トークン配分に関しては、私たちは0xのキャップ付きトークンセール方式と公平な比率式払い戻し方式をお手本として独自の方法を作り、一般セールにおいてホワイトリスト参加者とそれ以外の新しい参加者との間で利益のバランスを保とうとしました。これによって、EnigmaとCatalystの長期的な開発に関心のある活発なコミュニティを作ることができると私たちは考えたのです。Enigmaプロトコルではトークンのマイニングを行うことができません。そのため、トークンセールでしか初期価格でトークンを購入することができないような場合に需要の高いトークンを幅広く分配するためには、個人毎に出資上限を設けることによって、「クジラ」たちによるトークンの買い占めを防ぐしかありません。そのような仕組みがあれば、プロジェクトの長期的な利益のためにセールに参加する人でも、希少なトークンを購入することで短期的な利益を求める人と同等の機会を得ることができるようになります。
以前のトークンセールの方式に戻すことはないということを私たちはここではっきりさせておく必要があります。以前の方式の問題点について、私たちは、投資家の皆さま、パートナーの皆さま、そして顧問の皆さまと徹底的に検討を重ねました。その結果、短期的にも見ても長期的に見ても、Enigmaだけでなくパートナーや投資家の皆さまにとって利益をもたらすことにはならないと判断しました。だからといって、コミュニティの皆さまからの声に耳を傾けないというわけでは決してありません。月曜日に公表されたトークンセールの内容に関しては現在もなお検討を重ねています。
その一環として、私たちはトークンセールで払い戻し方式を採用しないことを決定しました。その結果、ハードキャップである4,500万ドルに達した場合、その時点ですぐにセールが終了することになります。これにより、参加者の皆さまは資金の払い戻しのために1ヶ月も待つ必要がなくなります。投資した金額がどのような額であれ、それが皆さんの受け取るENGの額になります。この変更により、コミュニティの混乱やリスクを大きく緩和させることができると私たちは考えています。払い戻し方式を採用しようとしたことで混乱を招く結果となってしまったことに対して、ここで改めてお詫び申し上げます。なお、この変更を行ったことにより、 以前にお伝えしていた個人毎の出資上限がわずかに低くなる可能性があります。これは、トークンを幅広く多くの方に配布するためには仕方がないことだと私たちは考えています。詳細につきましては、できるだけ早くお伝えするようにします。ホワイトリストの枠二つきましては、現在でも有効なままとなっています。そのため、ホワイトリストの参加者の皆さまは、通常のクラウドセール参加者よりも出資上限が高く設定されることになります。
以上のことは、EnigmaとCatalystのビジョンを実現させていくという数十年にも渡るこれからの長い旅のほんの始まりに過ぎないということを私たちは理解しています。

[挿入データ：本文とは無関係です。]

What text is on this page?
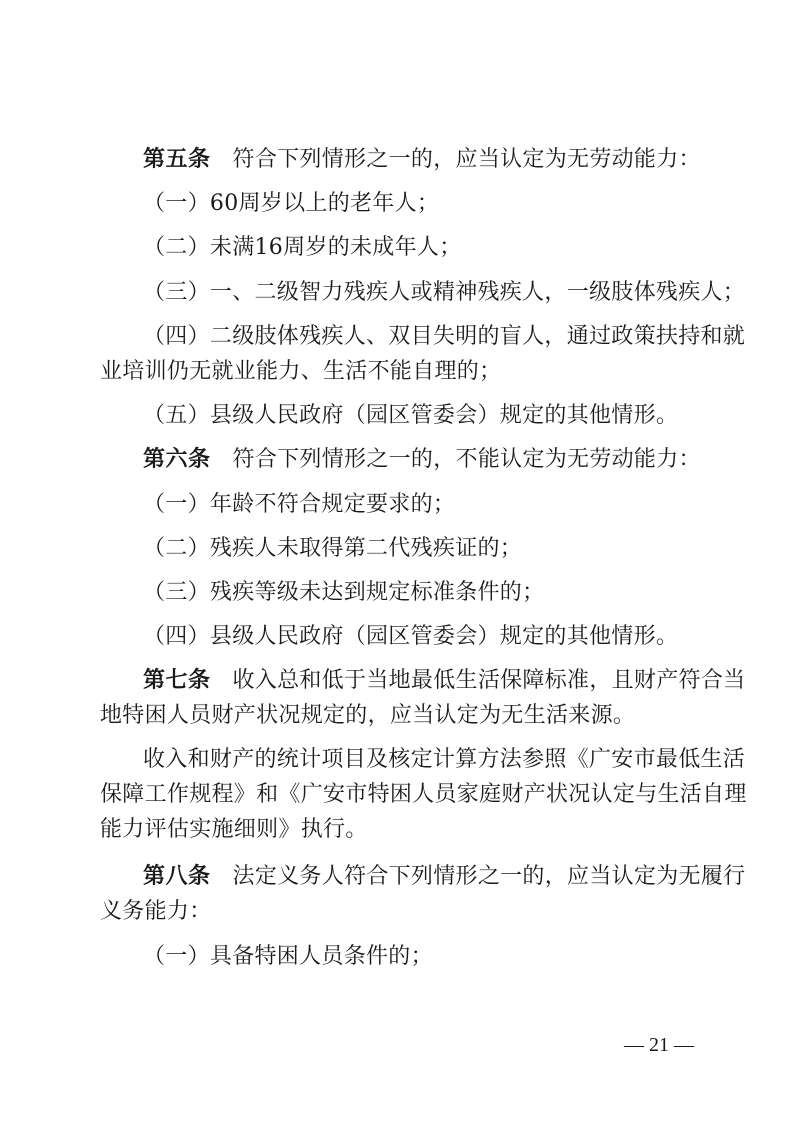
第五条 符合下列情形之一的，应当认定为无劳动能力：
（一）60周岁以上的老年人；
（二）未满16周岁的未成年人；
（三）一、二级智力残疾人或精神残疾人，一级肢体残疾人；
（四）二级肢体残疾人、双目失明的盲人，通过政策扶持和就
业培训仍无就业能力、生活不能自理的；
（五）县级人民政府（园区管委会）规定的其他情形。
第六条 符合下列情形之一的，不能认定为无劳动能力：
（一）年龄不符合规定要求的；
（二）残疾人未取得第二代残疾证的；
（三）残疾等级未达到规定标准条件的；
（四）县级人民政府（园区管委会）规定的其他情形。
第七条 收入总和低于当地最低生活保障标准，且财产符合当
地特困人员财产状况规定的，应当认定为无生活来源。
收入和财产的统计项目及核定计算方法参照《广安市最低生活
保障工作规程》和《广安市特困人员家庭财产状况认定与生活自理
能力评估实施细则》执行。
第八条 法定义务人符合下列情形之一的，应当认定为无履行
义务能力：
（一）具备特困人员条件的；
— 21 —
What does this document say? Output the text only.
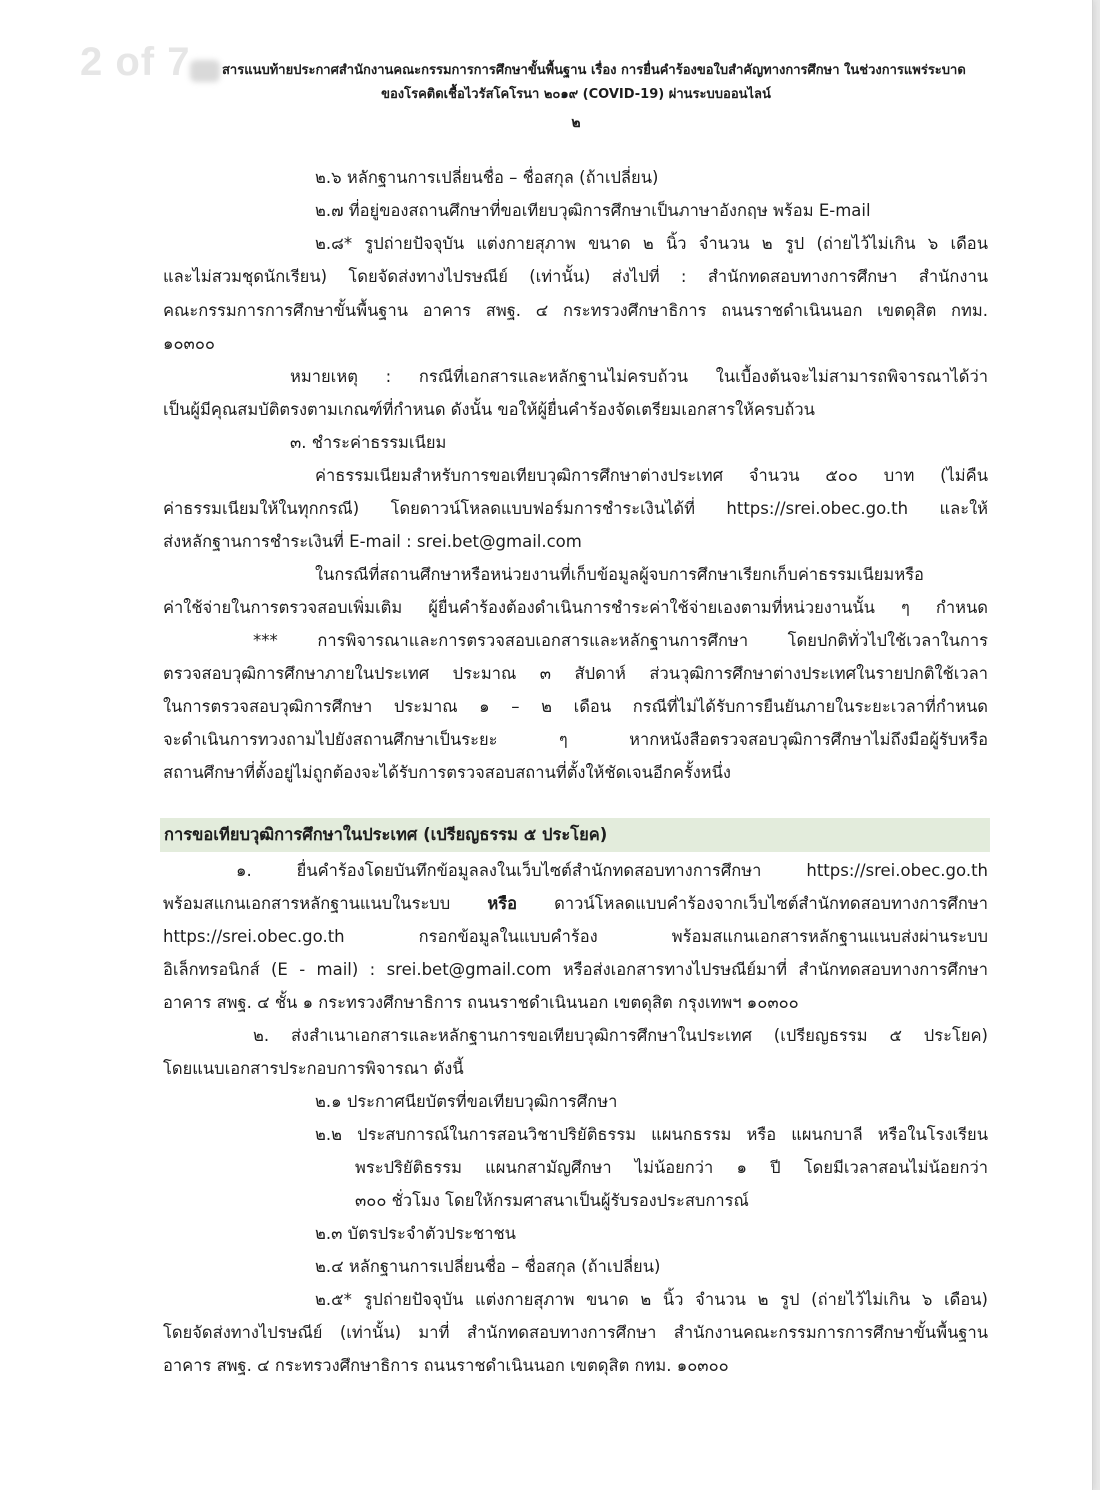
2 of 7 สารแนบท้ายประกาศสำนักงานคณะกรรมการการศึกษาขั้นพื้นฐาน เรื่อง การยื่นคำร้องขอใบสำคัญทางการศึกษา ในช่วงการแพร่ระบาด
ของโรคติดเชื้อไวรัสโคโรนา ๒๐๑๙ (COVID-19) ผ่านระบบออนไลน์
๒
๒.๖ หลักฐานการเปลี่ยนชื่อ – ชื่อสกุล (ถ้าเปลี่ยน)
๒.๗ ที่อยู่ของสถานศึกษาที่ขอเทียบวุฒิการศึกษาเป็นภาษาอังกฤษ พร้อม E-mail
๒.๘* รูปถ่ายปัจจุบัน แต่งกายสุภาพ ขนาด ๒ นิ้ว จำนวน ๒ รูป (ถ่ายไว้ไม่เกิน ๖ เดือน
และไม่สวมชุดนักเรียน) โดยจัดส่งทางไปรษณีย์ (เท่านั้น) ส่งไปที่ : สำนักทดสอบทางการศึกษา สำนักงาน
คณะกรรมการการศึกษาขั้นพื้นฐาน อาคาร สพฐ. ๔ กระทรวงศึกษาธิการ ถนนราชดำเนินนอก เขตดุสิต กทม.
๑๐๓๐๐
หมายเหตุ : กรณีที่เอกสารและหลักฐานไม่ครบถ้วน ในเบื้องต้นจะไม่สามารถพิจารณาได้ว่า
เป็นผู้มีคุณสมบัติตรงตามเกณฑ์ที่กำหนด ดังนั้น ขอให้ผู้ยื่นคำร้องจัดเตรียมเอกสารให้ครบถ้วน
๓. ชำระค่าธรรมเนียม
ค่าธรรมเนียมสำหรับการขอเทียบวุฒิการศึกษาต่างประเทศ จำนวน ๕๐๐ บาท (ไม่คืน
ค่าธรรมเนียมให้ในทุกกรณี) โดยดาวน์โหลดแบบฟอร์มการชำระเงินได้ที่ https://srei.obec.go.th และให้
ส่งหลักฐานการชำระเงินที่ E-mail : srei.bet@gmail.com
ในกรณีที่สถานศึกษาหรือหน่วยงานที่เก็บข้อมูลผู้จบการศึกษาเรียกเก็บค่าธรรมเนียมหรือ
ค่าใช้จ่ายในการตรวจสอบเพิ่มเติม ผู้ยื่นคำร้องต้องดำเนินการชำระค่าใช้จ่ายเองตามที่หน่วยงานนั้น ๆ กำหนด
*** การพิจารณาและการตรวจสอบเอกสารและหลักฐานการศึกษา โดยปกติทั่วไปใช้เวลาในการ
ตรวจสอบวุฒิการศึกษาภายในประเทศ ประมาณ ๓ สัปดาห์ ส่วนวุฒิการศึกษาต่างประเทศในรายปกติใช้เวลา
ในการตรวจสอบวุฒิการศึกษา ประมาณ ๑ – ๒ เดือน กรณีที่ไม่ได้รับการยืนยันภายในระยะเวลาที่กำหนด
จะดำเนินการทวงถามไปยังสถานศึกษาเป็นระยะ ๆ หากหนังสือตรวจสอบวุฒิการศึกษาไม่ถึงมือผู้รับหรือ
สถานศึกษาที่ตั้งอยู่ไม่ถูกต้องจะได้รับการตรวจสอบสถานที่ตั้งให้ชัดเจนอีกครั้งหนึ่ง
การขอเทียบวุฒิการศึกษาในประเทศ (เปรียญธรรม ๕ ประโยค)
๑. ยื่นคำร้องโดยบันทึกข้อมูลลงในเว็บไซต์สำนักทดสอบทางการศึกษา https://srei.obec.go.th
พร้อมสแกนเอกสารหลักฐานแนบในระบบ หรือ ดาวน์โหลดแบบคำร้องจากเว็บไซต์สำนักทดสอบทางการศึกษา
https://srei.obec.go.th กรอกข้อมูลในแบบคำร้อง พร้อมสแกนเอกสารหลักฐานแนบส่งผ่านระบบ
อิเล็กทรอนิกส์ (E - mail) : srei.bet@gmail.com หรือส่งเอกสารทางไปรษณีย์มาที่ สำนักทดสอบทางการศึกษา
อาคาร สพฐ. ๔ ชั้น ๑ กระทรวงศึกษาธิการ ถนนราชดำเนินนอก เขตดุสิต กรุงเทพฯ ๑๐๓๐๐
๒. ส่งสำเนาเอกสารและหลักฐานการขอเทียบวุฒิการศึกษาในประเทศ (เปรียญธรรม ๕ ประโยค)
โดยแนบเอกสารประกอบการพิจารณา ดังนี้
๒.๑ ประกาศนียบัตรที่ขอเทียบวุฒิการศึกษา
๒.๒ ประสบการณ์ในการสอนวิชาปริยัติธรรม แผนกธรรม หรือ แผนกบาลี หรือในโรงเรียน
พระปริยัติธรรม แผนกสามัญศึกษา ไม่น้อยกว่า ๑ ปี โดยมีเวลาสอนไม่น้อยกว่า
๓๐๐ ชั่วโมง โดยให้กรมศาสนาเป็นผู้รับรองประสบการณ์
๒.๓ บัตรประจำตัวประชาชน
๒.๔ หลักฐานการเปลี่ยนชื่อ – ชื่อสกุล (ถ้าเปลี่ยน)
๒.๕* รูปถ่ายปัจจุบัน แต่งกายสุภาพ ขนาด ๒ นิ้ว จำนวน ๒ รูป (ถ่ายไว้ไม่เกิน ๖ เดือน)
โดยจัดส่งทางไปรษณีย์ (เท่านั้น) มาที่ สำนักทดสอบทางการศึกษา สำนักงานคณะกรรมการการศึกษาขั้นพื้นฐาน
อาคาร สพฐ. ๔ กระทรวงศึกษาธิการ ถนนราชดำเนินนอก เขตดุสิต กทม. ๑๐๓๐๐
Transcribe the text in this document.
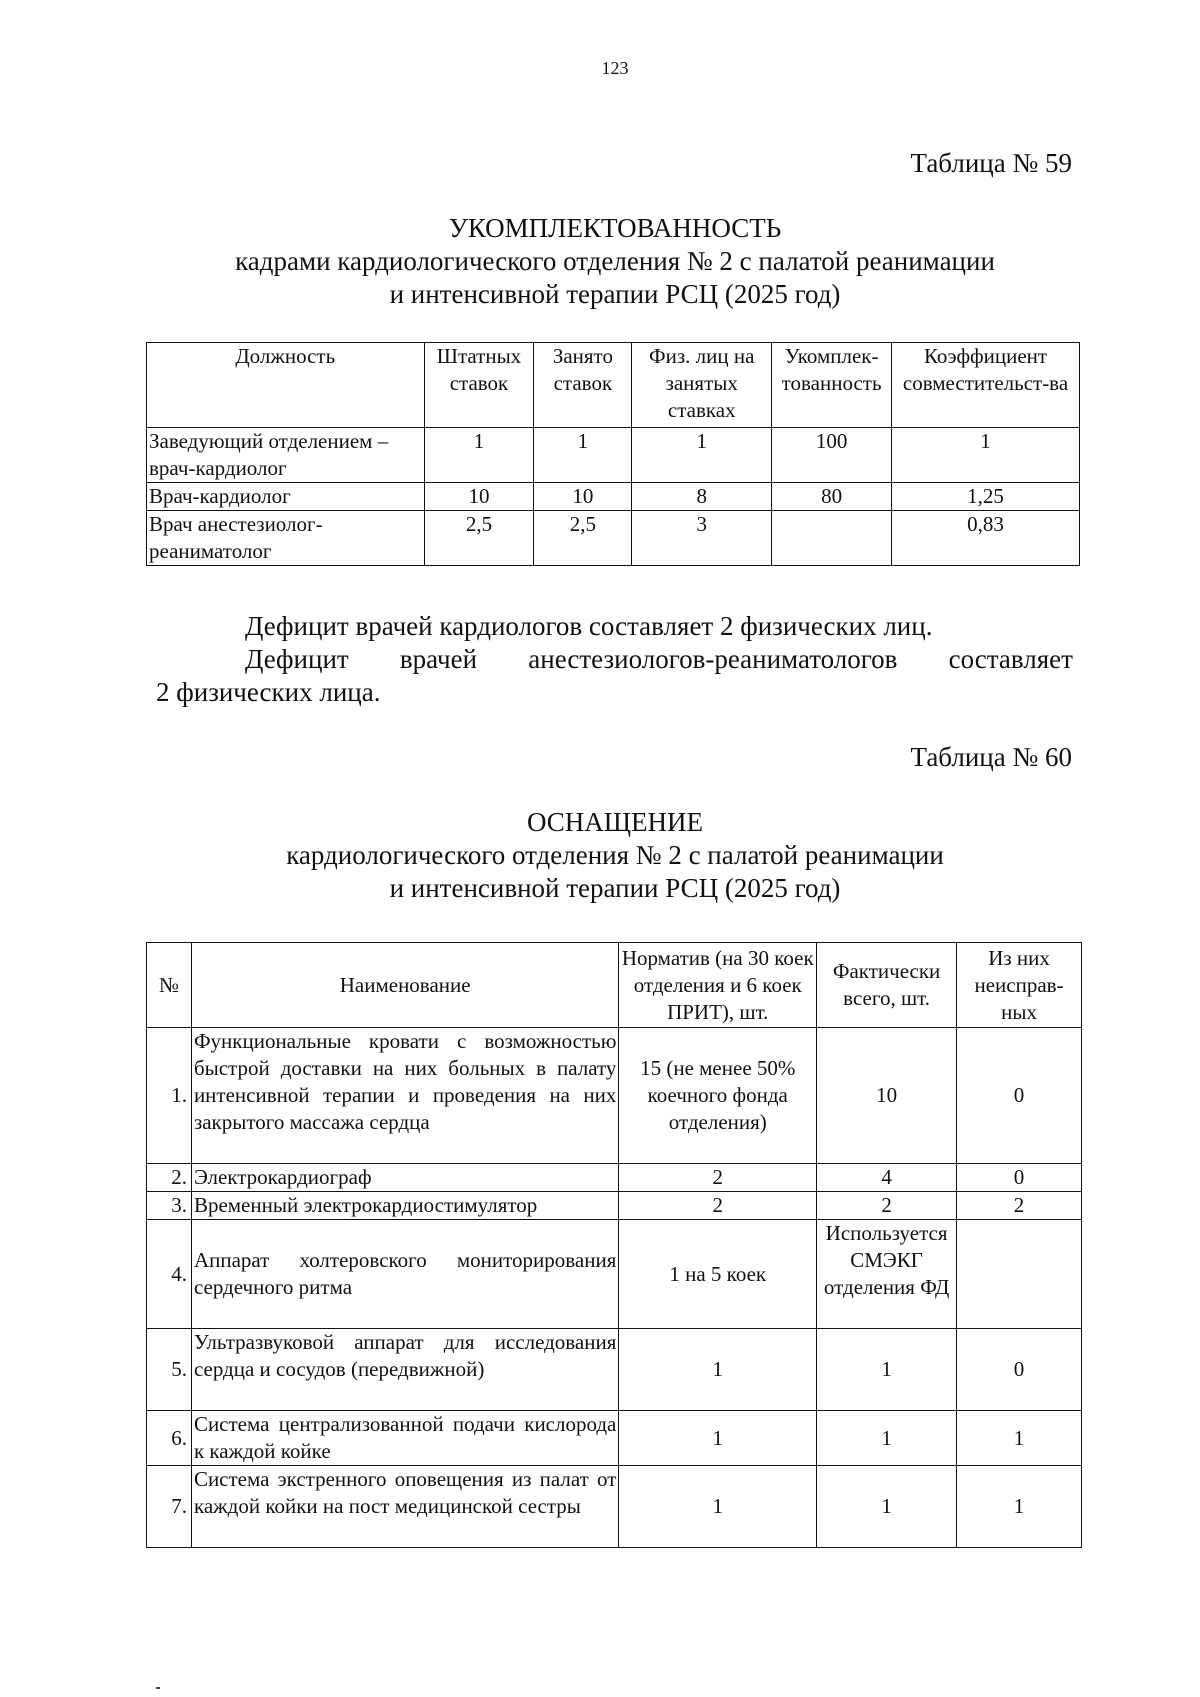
123
Таблица № 59
УКОМПЛЕКТОВАННОСТЬ
кадрами кардиологического отделения № 2 с палатой реанимации
и интенсивной терапии РСЦ (2025 год)
Должность	Штатных ставок	Занято ставок	Физ. лиц на занятых ставках	Укомплек-тованность	Коэффициент совместительст-ва
Заведующий отделением – врач-кардиолог	1	1	1	100	1
Врач-кардиолог	10	10	8	80	1,25
Врач анестезиолог-реаниматолог	2,5	2,5	3		0,83
Дефицит врачей кардиологов составляет 2 физических лиц.
Дефицит врачей анестезиологов-реаниматологов составляет
2 физических лица.
Таблица № 60
ОСНАЩЕНИЕ
кардиологического отделения № 2 с палатой реанимации
и интенсивной терапии РСЦ (2025 год)
№	Наименование	Норматив (на 30 коек отделения и 6 коек ПРИТ), шт.	Фактически всего, шт.	Из них неисправ-ных
1.	Функциональные кровати с возможностью быстрой доставки на них больных в палату интенсивной терапии и проведения на них закрытого массажа сердца	15 (не менее 50% коечного фонда отделения)	10	0
2.	Электрокардиограф	2	4	0
3.	Временный электрокардиостимулятор	2	2	2
4.	Аппарат холтеровского мониторирования сердечного ритма	1 на 5 коек	Используется СМЭКГ отделения ФД	
5.	Ультразвуковой аппарат для исследования сердца и сосудов (передвижной)	1	1	0
6.	Система централизованной подачи кислорода к каждой койке	1	1	1
7.	Система экстренного оповещения из палат от каждой койки на пост медицинской сестры	1	1	1
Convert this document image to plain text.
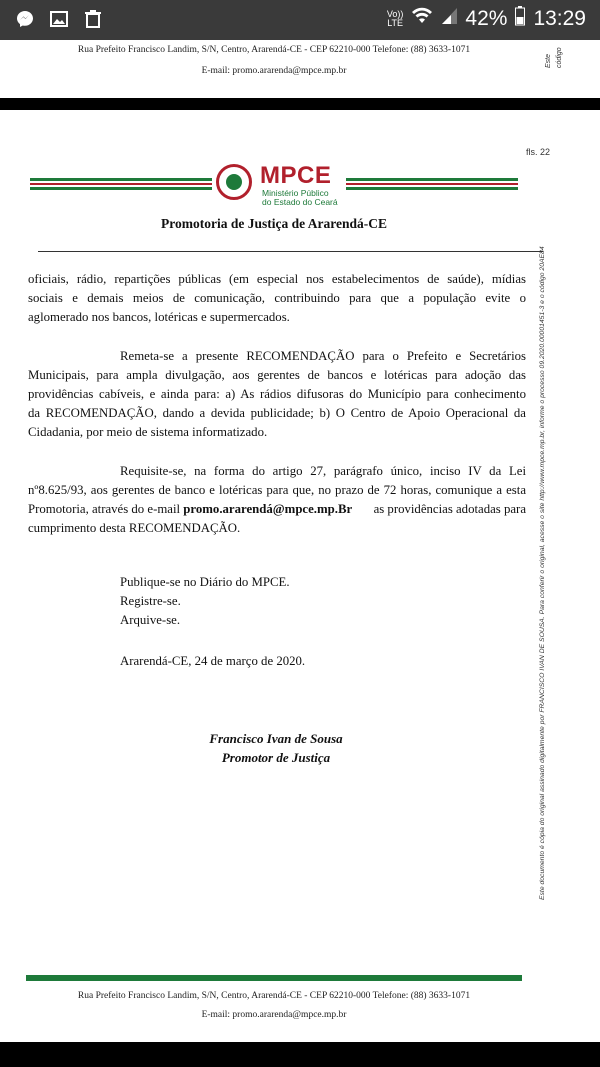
Vo))
LTE	42% 13:29
Rua Prefeito Francisco Landim, S/N, Centro, Ararendá-CE - CEP 62210-000 Telefone: (88) 3633-1071
E-mail: promo.ararenda@mpce.mp.br
Este código
fls. 22
MPCE
Ministério Público
do Estado do Ceará
Promotoria de Justiça de Ararendá-CE
oficiais, rádio, repartições públicas (em especial nos estabelecimentos de saúde), mídias
sociais e demais meios de comunicação, contribuindo para que a população evite o
aglomerado nos bancos, lotéricas e supermercados.
Remeta-se a presente RECOMENDAÇÃO para o Prefeito e Secretários
Municipais, para ampla divulgação, aos gerentes de bancos e lotéricas para adoção das
providências cabíveis, e ainda para: a) As rádios difusoras do Município para conhecimento
da RECOMENDAÇÃO, dando a devida publicidade; b) O Centro de Apoio Operacional da
Cidadania, por meio de sistema informatizado.
Requisite-se, na forma do artigo 27, parágrafo único, inciso IV da Lei
nº8.625/93, aos gerentes de banco e lotéricas para que, no prazo de 72 horas, comunique a esta
Promotoria, através do e-mail promo.ararendá@mpce.mp.Br as providências adotadas para
cumprimento desta RECOMENDAÇÃO.
Publique-se no Diário do MPCE.
Registre-se.
Arquive-se.
Ararendá-CE, 24 de março de 2020.
Francisco Ivan de Sousa
Promotor de Justiça	Este documento é cópia do original assinado digitalmente por FRANCISCO IVAN DE SOUSA. Para conferir o original, acesse o site http://www.mpce.mp.br, informe o processo 09.2020.00001451-3 e o código 20AE84
Rua Prefeito Francisco Landim, S/N, Centro, Ararendá-CE - CEP 62210-000 Telefone: (88) 3633-1071
E-mail: promo.ararenda@mpce.mp.br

この分野において、私たちは最も野心的なプロジェクトの構築に取り組んでいるため、その目標は長期的な成功を確実にするものでなければなりません。顧問の皆さま、投資家の皆さま、そしてプロジェクト当初からの支援者の皆さますべてが、弊社に惜しみなくご支援を提供して下さっています。そして、お互いに信頼できるような活気のあるコミュニティを作ることで弊社のビジョンを実現するという決意をご支持して下さっています。このような未来を築き上げていくために、今後も皆さまからのご支援を頂き続けられれば幸いです。